Enhancing Graph Neural Networks with Mixup-Based Knowledge Distillation

Tianai Yue, Jing Liu

Abstract

Graph Neural Networks (GNNs) have demonstrated remarkable potential in processing graphstructured data and have been widely adopted for various graph-related tasks. In recent years, graph knowledge distillation has emerged as an effective model optimization technique, achieving outstanding performance in enhancing GNN capabilities.
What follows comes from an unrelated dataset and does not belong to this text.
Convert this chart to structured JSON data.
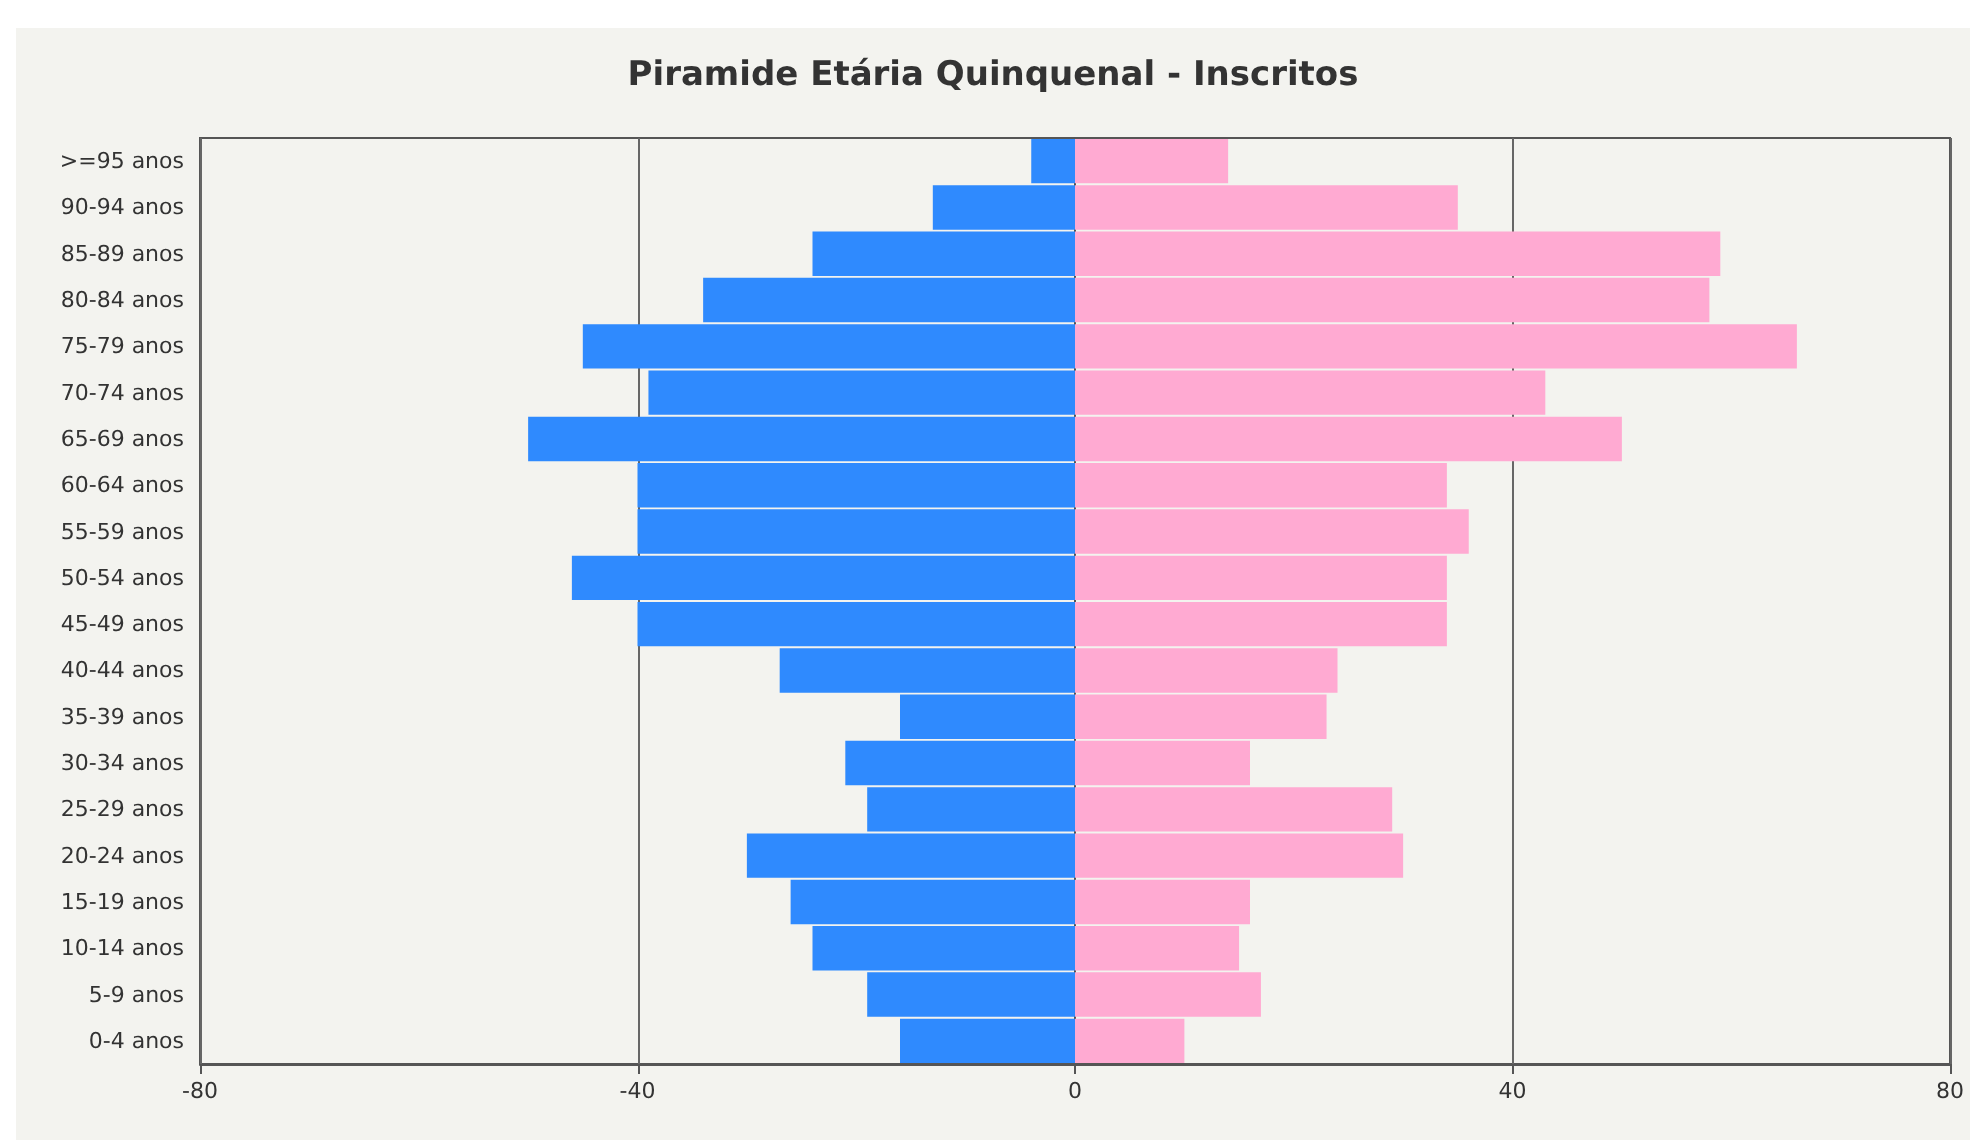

However, it remains constrained by the inherent sparsity and dependency of graph data. To address this, we propose Mixup-driven Distillation for Graph Neural Networks (MD-GNN), an innovative framework that combines Mixup-based data augmentation with knowledge distillation to boost GNN performance. Specifically, we first leverages Mixup to perform linear interpolation on both node features and labels, generating diversified training samples while preserving original graph topology. Subsequently, based on these generated data, we extract knowledge from a pre-trained GNN teacher through output logit alignment to guide the training of student GNN models. Extensive experiments demonstrate that MD-GNN significantly outperforms existing baseline GNN models, achieving performance gains of 2.54%-3.73% on three benchmark datasets (Cora, CiteSeer, and PubMed). Notably, MD-GNN exhibits superior generalization capabilities and enhanced robustness, particularly showing notable advantages in noisy scenarios.